Kendiliğinden, daha derin sorunların arayüz inceliği yerine maliyet, güven ve erişim olduğu durumlarda %13'lük sezgisel oranı değiştirmeyecektir.
Mercuryo verileri, kriptonun kullanıcı deneyimi krizinin aynı zamanda bir sınıf krizi olduğunu öne sürüyor. Zengin kullanıcılar şık uygulamalar, onaylı takma adlar ve sigortalı getiriler alırken, düşük gelirli kullanıcılar avcı ATM ücretleri ve havale koridorlarıyla karşılaşıyor.
Eğer Aave ve Mastercard başarılı olursa, muhtemelen bu dağıtımın en üstünde büyüyeceklerdir, bu da Web3'ü belirli ödeme çözümlerini ve yatırım uygulamalarını zaten seven insanlar için daha çekici hale getirecektir.
Daha geniş benimseme sorununu kırıp kırmamaları, ana akım kullanıcıların Web3'ü oluşturan unsurlar kaldırıldığında Web3'ün sunduğu şeyleri gerçekten isteyip istemediklerine bağlı.

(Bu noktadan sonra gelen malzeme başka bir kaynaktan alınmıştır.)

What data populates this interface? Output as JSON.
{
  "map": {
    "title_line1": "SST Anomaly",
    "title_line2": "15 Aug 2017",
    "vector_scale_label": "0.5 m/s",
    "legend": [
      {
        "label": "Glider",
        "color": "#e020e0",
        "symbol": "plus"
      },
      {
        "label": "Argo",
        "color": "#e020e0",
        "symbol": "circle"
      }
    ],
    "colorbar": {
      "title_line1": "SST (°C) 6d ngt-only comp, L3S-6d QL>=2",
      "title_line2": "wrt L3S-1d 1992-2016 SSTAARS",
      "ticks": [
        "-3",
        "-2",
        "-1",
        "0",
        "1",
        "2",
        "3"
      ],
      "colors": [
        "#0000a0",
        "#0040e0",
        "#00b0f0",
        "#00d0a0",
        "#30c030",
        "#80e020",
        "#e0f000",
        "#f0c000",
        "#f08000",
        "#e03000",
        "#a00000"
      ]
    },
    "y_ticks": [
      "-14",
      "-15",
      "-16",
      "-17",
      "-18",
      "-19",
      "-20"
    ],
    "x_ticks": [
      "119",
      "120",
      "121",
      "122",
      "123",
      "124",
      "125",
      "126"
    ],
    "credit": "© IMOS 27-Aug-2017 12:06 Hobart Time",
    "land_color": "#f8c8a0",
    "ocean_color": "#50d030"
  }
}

%9'luk bir getiri cazip görünüyor, ta ki düzenleyiciler onu %4'e düşürene kadar. Doğrulanmış bir kullanıcı adı kullanışlıdır, ta ki bir engel haline gelene kadar.
O noktada, kullanıcılar daha iyi bir tasarruf hesabı mı oluşturdular yoksa sadece daha karmaşık bir tane mi yaptılar diye sormakla kalıyorlar.
Gerçek Soru
%13'lük sezgisel puan bir UX sorunu değildir. Bu, çoğu insanın henüz yeni bir finansal işletim sistemini öğrenmek için bir neden görmediği anlamına gelen bir işarettir.

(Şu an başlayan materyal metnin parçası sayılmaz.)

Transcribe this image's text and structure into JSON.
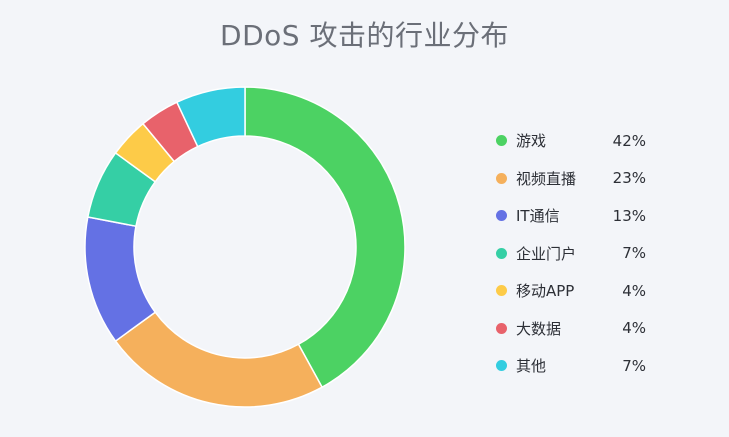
{
  "title": "DDoS 攻击的行业分布",
  "chart_data": {
    "type": "pie",
    "title": "DDoS 攻击的行业分布",
    "donut": true,
    "legend_position": "right",
    "unit": "%",
    "categories": [
      "游戏",
      "视频直播",
      "IT通信",
      "企业门户",
      "移动APP",
      "大数据",
      "其他"
    ],
    "values": [
      42,
      23,
      13,
      7,
      4,
      4,
      7
    ],
    "value_labels": [
      "42%",
      "23%",
      "13%",
      "7%",
      "4%",
      "4%",
      "7%"
    ],
    "colors": [
      "#4cd263",
      "#f5b05c",
      "#6471e4",
      "#35cfa5",
      "#fdcb48",
      "#e8626b",
      "#33cde0"
    ]
  }
}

Daha iyi getiriler ve daha temiz arayüzler yardımcı olur, ancak bunlar sadece altındaki sistem geleneksel altyapıların sağlayamadığı bir şey sunuyorsa önemlidir. Aave ve Mastercard bunun olacağına bahse giriyor. Önümüzdeki yıl, diğer %87'nin buna katılıp katılmadığını test edecek.